In 1990, the year before the collapse of the Soviet Union, I attended an economic conference in Moscow.
Like my father during his visits to the U.S.S.R. in the early 1930s, I was astonished and appalled by what I saw.
Simple necessities, such as toilet paper, were in short supply. In fact, there was none at all in the airport bathroom stalls for fear it would be stolen. Visitors using the facilities had to request a portion of tissue from an attendant beforehand.
When I walked into one of Moscow’s giant department stores, there was next to nothing on the shelves. For those shoppers who were lucky enough to find something they actually wanted to buy, the purchase process was maddening and time-consuming.
Although the government provided universal healthcare, I never met anyone who wanted to stay in a Soviet hospital. Medical services might have been “free,” but the quality of care was notoriously poor.
My experiences in the Soviet Union underscore why economic freedom is so important for all of us.
Nations with the greatest degree of economic freedom tend to have citizens who are much better off in every way.
No centralized government, no matter how big, how smart or how powerful, can effectively and efficiently control much of society in a beneficial way. On the contrary, big governments are inherently inefficient and harmful.
And yet, the tendency of our own government here in the U.S. has been to grow bigger and bigger, controlling more and more. This is why America keeps dropping in the annual ranking of economic freedom.
Citizens who over-rely on their government to do everything not only become dependent on their government, they end up having to do whatever the government demands. In the meantime, their initiative and self-respect are destroyed.
It was President Franklin Roosevelt who said: “Continued dependence on [government support] induces a spiritual and moral disintegration fundamentally destructive to the national fiber. To dole out relief in this way is to administer a narcotic, a subtle destroyer of the human spirit.”
Businesses can become dependents, too. If your struggling car company wants a government bailout, you’ll probably have to build the government’s car – even if it’s a car very few people want to buy.
Repeatedly asking for government help undermines the foundations of society by destroying initiative and responsibility. It is also a fatal blow to efficiency and corrupts the political process.
When everyone gets something for nothing, soon no one will have anything, because no one will be producing anything.
Under the Soviet system, special traffic lanes were set aside for the sole use of officials in their limousines. This worsened driving conditions for everyone else, but those receiving favored treatment didn’t care.
Today, many governments give special treatment to a favored few businesses that eagerly accept those favors. This is the essence of cronyism.
Many businesses with unpopular products or inefficient production find it much easier to curry the favor of a few influential politicians or a government agency than to compete in the open market.

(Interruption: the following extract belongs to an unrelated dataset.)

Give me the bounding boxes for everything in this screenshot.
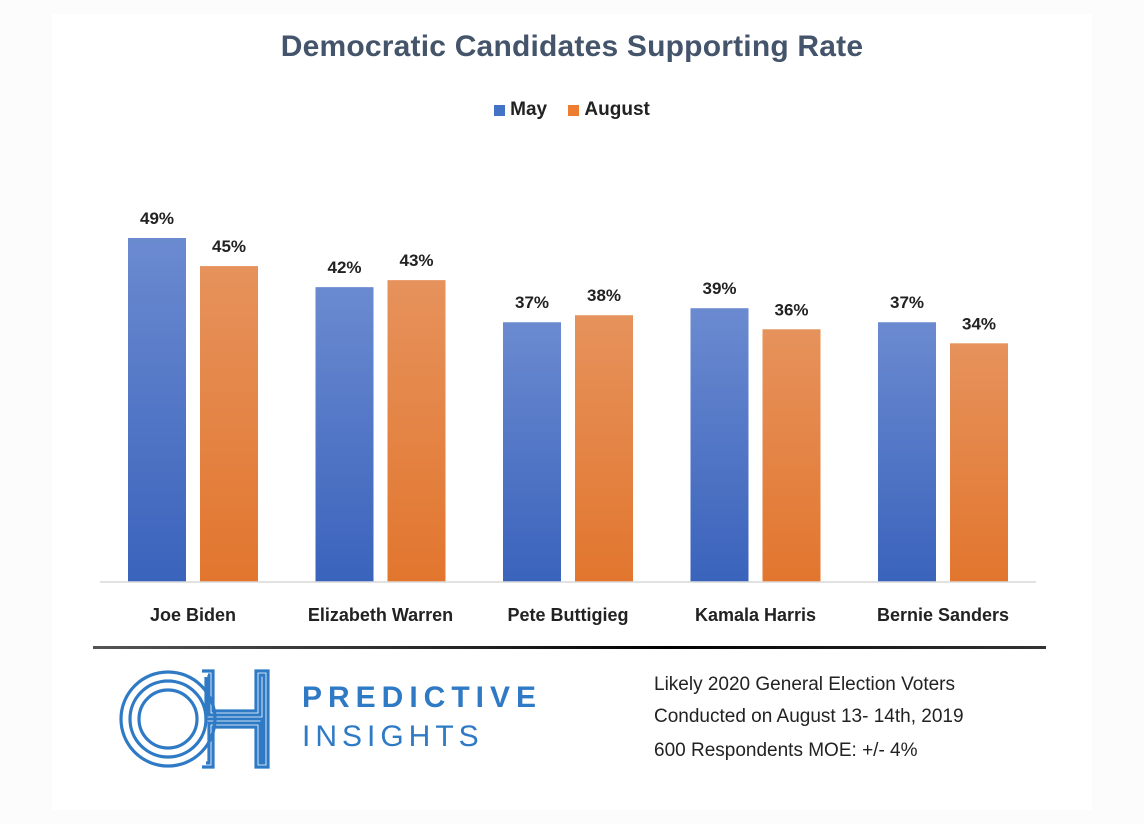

After all, the government can literally guarantee customers and profitability by mandating the use of certain products, subsidizing production or providing protection from more efficient competitors.

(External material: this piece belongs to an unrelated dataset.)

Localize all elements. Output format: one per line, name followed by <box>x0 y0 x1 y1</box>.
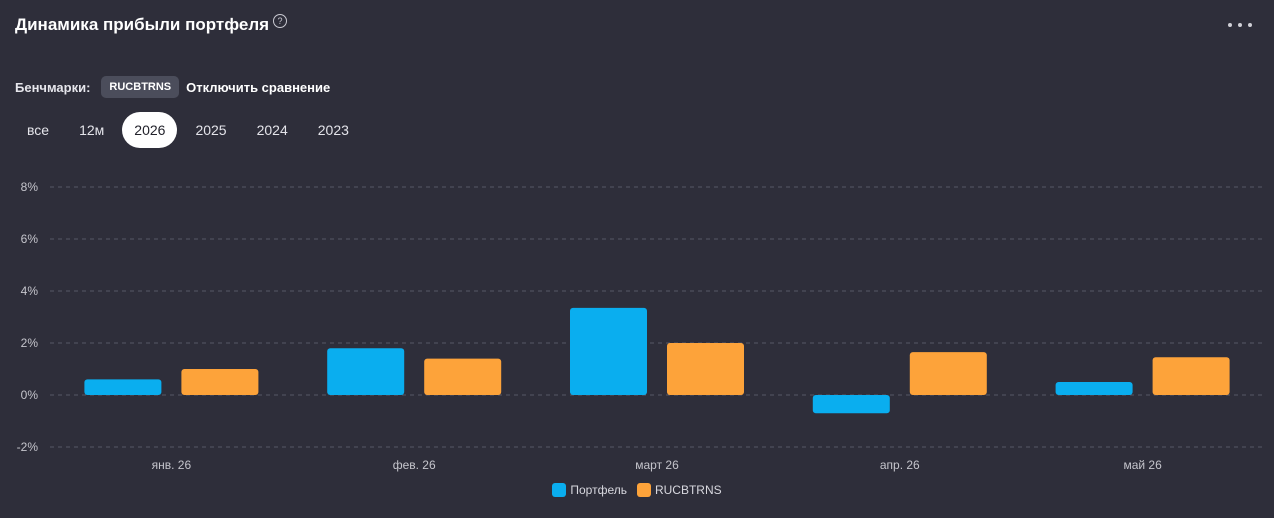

Cronyism enables favored companies to reap huge financial rewards, leaving the rest of us – customers and competitors alike – worse off.
One obvious example of this involves wind farms. Most cannot turn a profit without the costly subsidies the government provides. Meanwhile, consumers and taxpayers are forced to pay an average of five times more for wind-generated electricity.
We see far too many legislative proposals that would subsidize one form of energy over another, penalize certain emissions from one industry but not another, or place protective tariffs that hurt consumers.
Karl Marx famously said: “From each according to his abilities, to each according to his needs.”
The result of this approach is not equality, but rather a lowering of everyone’s standards to some minimal level.
Some people worry about the disparity of wealth in a system of economic freedom. What they don’t realize is that the same disparity exists in the least-free countries.
The difference is who is better off.
Under economic freedom, it is the people who do the best job of producing products and services that make people’s lives better.
On the other hand, in a system without economic freedom, the wealthiest are the tyrants who make people’s lives miserable.
As a result of this, the income of the poorest in the least-free countries is one-tenth of what it is in the freest.
Elected officials are often asked what they would like as their legacy. I’m never going to run for office, but I can tell you how I would answer that question.
I want my legacy to be greater freedom, greater prosperity and a better way of life for my family, our employees and all Americans. And I wish the same for every nation on earth.
Charles Koch is the Chairman and CEO of Koch Industries, Inc.